D’ailleurs, dans la première partie de mon nouveau livre, je fais le bilan des défis identifiés en 2016 pour aborder les transformations observées actuellement.
- La finance internationale n’est pas solide,
- les inégalités se creusent,
- l’environnement de la planète est en danger.
Avec le recul, on voit que la situation globale ne s’est vraiment pas améliorée, elle s’est dégradée en accéléré. Que ce soit en politique ou en économie, le management par la bienveillance ne correspond pas vraiment à ce que l’on observe au jour le jour.
Je vois beaucoup de ressemblances avec la période précédent la Seconde Guerre mondiale : l’économie se porte mal, nous sommes à la recherche de nouveaux modèles, une nouvelle génération de leaders arrive, mais les dirigeants historiques s’accrochent à leurs sièges.
Nous vivons une période compliquée avec cette phase de transition et de transformation avec des personnes qui jouent collectifs.
Comment la crise Covid-19 a-t-elle bouleversé le management ?
J’ai commencé à écrire cet ouvrage avant le début de l’été 2021, en prenant en compte le contexte Covid-19.

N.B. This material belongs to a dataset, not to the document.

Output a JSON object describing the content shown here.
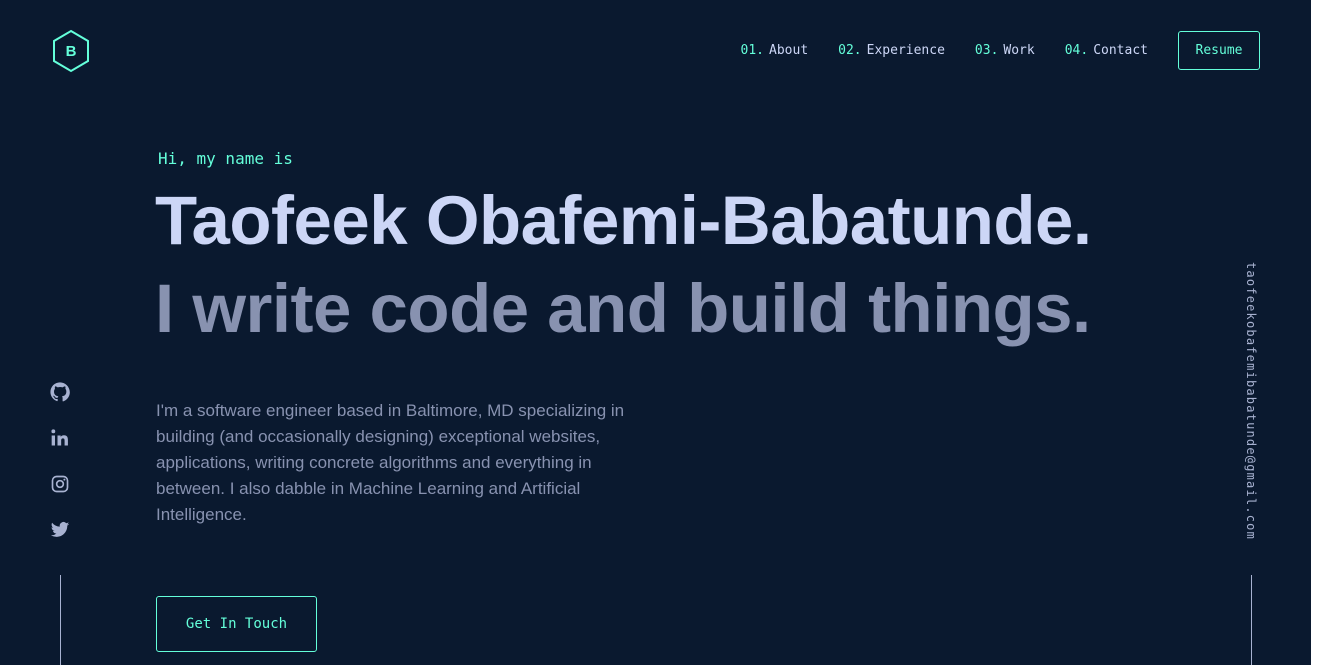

L’un des principaux impacts dans l’organisation du travail est le recours massif au télétravail. Aujourd’hui, les entreprises ont tendance à revenir dessus. Les équipes ont besoin de trouver un équilibre entre télétravail et vie de bureau, car je pense que nous allons aboutir à une norme plus conventionnelle d’une à deux journées de télétravail par semaine.
Avec l’essor du télétravail, la pratique du management à distance se développe, mais cela s’apprend. Elle sous-tend d’abord des relations de confiance avec la définition précise de l’agenda de travail. Il est important de préciser au quotidien les attentes vis-à-vis des salariés, des équipes, et les collaborations à mener à distance.
Première expérience de télétravail chez IBM au début des années 90
• « Cela me rappelle les premières expériences de travail en dehors du bureau que j’ai mené au sein d’une agence pilote de 300 personnes chez IBM France dans la période 1990-1991.
• L’usage d’outils technologies, qui fonctionnaient sur des réseaux Internet bas débit, s’est révélé catastrophique.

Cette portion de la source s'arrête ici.